D'habitude elle avait de l'assurance. Mais pas aujourd'hui visiblement.
— C'est toujours gentil d'avoir penser à moi mais tu sais, je n'ai pas trop l'habitude de ce genre d'événement. Je préfère rester seul en général.
— Tu veux dire que tu n'apprécie pas ma compagnie ?
Yselda frôla sa main, elle avait très envie de la prendre mais n'osait pas. Pas devant tout le monde mais aussi parce qu'elle n'avait jamais fait cela avec aucun autre garçon avant lui.
— Peut-être que c'est différent, marmonna-t-il.
Il la regarda quelques secondes sans dire un mot. Yselda avait toujours du mal à soutenir son regard, ses yeux étaient si clairs et si intimidant... comme si on y voyait des flammes. Comme si un feu flambait à l'intérieur de ses iris.
— Mais je m'en vais aujourd'hui, et on ne se reverra certainement jamais.
Elle baissa la tête à l'entente de ces paroles.
— Je n'aurais jamais penser te dire ça un jour Yselda mais ... tu as été ma seule amie ici. Je ne te remercierai jamais assez de m'avoir aidé et soutenu, même quand je te repoussais.
Elle releva ses yeux bleus vers lui tout en souriant légèrement en coin.
— Tu ne m'as jamais dit où se trouvait le quatrième dragon et pourquoi personne ne l'a vu.
Nicolas se pencha vers elle et pour que cela paraisse moins suspect, Yselda enroula ses bras autour de son cou et se blottit contre lui.

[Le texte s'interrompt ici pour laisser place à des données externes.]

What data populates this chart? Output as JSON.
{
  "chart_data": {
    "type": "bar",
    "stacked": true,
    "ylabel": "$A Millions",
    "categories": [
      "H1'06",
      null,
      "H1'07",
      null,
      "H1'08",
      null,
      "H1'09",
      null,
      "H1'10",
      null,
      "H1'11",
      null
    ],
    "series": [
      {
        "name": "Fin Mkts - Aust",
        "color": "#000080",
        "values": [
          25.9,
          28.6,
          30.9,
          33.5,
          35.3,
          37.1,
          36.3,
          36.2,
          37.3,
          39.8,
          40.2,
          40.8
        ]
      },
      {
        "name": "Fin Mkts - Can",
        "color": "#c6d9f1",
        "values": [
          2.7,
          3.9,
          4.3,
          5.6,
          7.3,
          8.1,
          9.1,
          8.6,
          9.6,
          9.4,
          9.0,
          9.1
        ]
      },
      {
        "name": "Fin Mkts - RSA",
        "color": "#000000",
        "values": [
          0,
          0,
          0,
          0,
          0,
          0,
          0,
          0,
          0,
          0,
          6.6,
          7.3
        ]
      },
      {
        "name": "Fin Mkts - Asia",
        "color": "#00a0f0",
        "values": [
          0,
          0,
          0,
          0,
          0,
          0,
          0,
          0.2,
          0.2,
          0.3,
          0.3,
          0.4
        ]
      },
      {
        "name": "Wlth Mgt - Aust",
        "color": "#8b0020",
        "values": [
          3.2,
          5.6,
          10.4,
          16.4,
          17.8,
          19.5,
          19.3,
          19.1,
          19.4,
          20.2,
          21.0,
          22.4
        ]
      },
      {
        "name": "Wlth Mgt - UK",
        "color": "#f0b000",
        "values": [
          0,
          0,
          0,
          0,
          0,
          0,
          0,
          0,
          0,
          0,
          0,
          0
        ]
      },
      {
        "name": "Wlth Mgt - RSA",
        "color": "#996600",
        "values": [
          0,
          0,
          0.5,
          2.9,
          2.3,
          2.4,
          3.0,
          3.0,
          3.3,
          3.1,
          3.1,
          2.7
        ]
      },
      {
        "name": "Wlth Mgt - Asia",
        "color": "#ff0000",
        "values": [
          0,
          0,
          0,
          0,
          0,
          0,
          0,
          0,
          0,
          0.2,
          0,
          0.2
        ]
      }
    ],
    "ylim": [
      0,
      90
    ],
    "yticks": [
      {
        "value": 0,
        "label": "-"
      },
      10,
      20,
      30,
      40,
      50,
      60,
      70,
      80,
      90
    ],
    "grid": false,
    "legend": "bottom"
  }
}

Ainsi, tout le monde penserait qu'ils se faisaient un câlin d'adieu.
— Il ne peut pas voler, murmura-t-il au creux de son oreille tout en la serrant davantage contre lui.
— Pourquoi ?
— Si on se revoit un jour, je te raconterai cette histoire mais pour le moment, contente toi de garder cette information secrète.
Elle se détacha de lui et lui lança un regard. Malheureusement, Nicolas ne put rester plus longtemps à ses côtés. Les cloches sonnèrent et les troupes commencèrent à bouger. Nicolas lui jeta un dernier regard avant de rejoindre les chevaliers, marchant à côté de quelques chanceux qui bénéficiaient de chevaux.
C'est ainsi qu'il quitta Paraviel pour ne plus jamais y remettre les pieds. Drôle de nom pour un village. Mais semblerait-il qu'il ne l'oublierait jamais. Tout comme cette jeune fille se prenant pour un chevalier. Cette fille au courage de guerrier, et au visage innocent.
Marcher dans la terre humide, dans la boue et glisser sur quelques pierres. Voilà ce que Nicolas subit durant de longues heures. Ils devaient traverser des plaines pour rejoindre le Royaume. Le voyage durerait plusieurs jours.
Quelques soldats chantaient des chansons, comme si cela leur faisait oublier que la plante de leurs pieds commençait à devenir douloureuse. L'air était humide, un fin brouillard régnait et la forêt était pour la première fois silencieuse. Comme si tous les animaux dormaient.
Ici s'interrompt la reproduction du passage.